10 / Rory argues for a network type of business, for it to work as intended it requires a large enough scale as an assumption. The problem is usually at the start because it takes time for people to form habit and correspondingly takes time for social copying to develop, which means that such endeavor may be devastatingly money losing in the initial days. This happens to Royal Mail in the 18th century, typical infrastructure projects like rails & roads. Therefore Rory’s argument is that for investors to assume such risk, we sort of need that business to be a monopoly (by concession or by technology or by brand) or at the very least very little competition at pre-scale. Competition in the early days not only dilute the network value but also confuses people thus slowing down adoption further.
11 / Elad, in a nonchalant way, arguing LLM is underhyped (lol wut?!). What was interesting is how he argued that the correct way to think of end products for LLM is by units of cognition or per unit of productive intelligence. And this wave (LLM transformers) is different from the other types of AI (RNN, GANs) which has been around for decades because the latter is essentially a supercharged statistical tool to sort & understand large datasets whereas the more recent transformer technology are really generators.

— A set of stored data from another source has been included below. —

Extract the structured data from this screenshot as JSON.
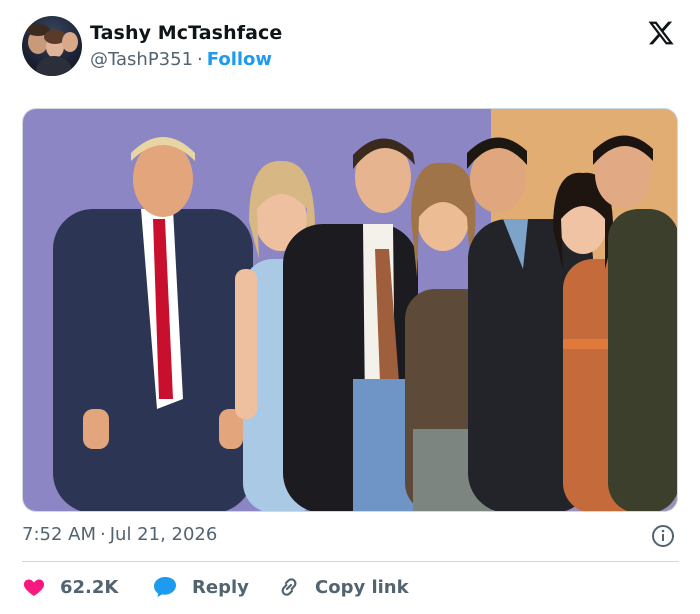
{
  "author": {
    "name": "Tashy McTashface",
    "handle": "@TashP351",
    "separator": "·",
    "follow_label": "Follow"
  },
  "brand": {
    "logo_icon": "x-logo-icon"
  },
  "post": {
    "photo_icon": "image",
    "time": "7:52 AM",
    "separator": "·",
    "date": "Jul 21, 2026"
  },
  "actions": {
    "like_count": "62.2K",
    "reply_label": "Reply",
    "copy_link_label": "Copy link"
  },
  "colors": {
    "accent": "#1d9bf0",
    "like": "#f91880",
    "text": "#0f1419",
    "muted": "#536471",
    "border": "#cfd9de"
  }
}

12 / Are you truly a marketplace? Or are you simply a broker? Or even just a storefront? This article argues the 2 key components for a true marketplace are:
(A) level of captivity (disincentives for supply to do multi-homing or multi-platform); and
(B) low touch (the more bespoke or involvement or even take 1P inventory you are, the worse your profitability potential will be)
Which is why App Store and eBay have better profit metrics than Amazon-esq platforms.
13 / Keith is absolutely right. Early stage investing is all about having great taste, which is why it’s hard to scale as very few people have it whereas later stage investing you can rely on data as the scaffolding to enact/maintain standards.
Thanks for the collection of wisdoms bro! Happy new year!!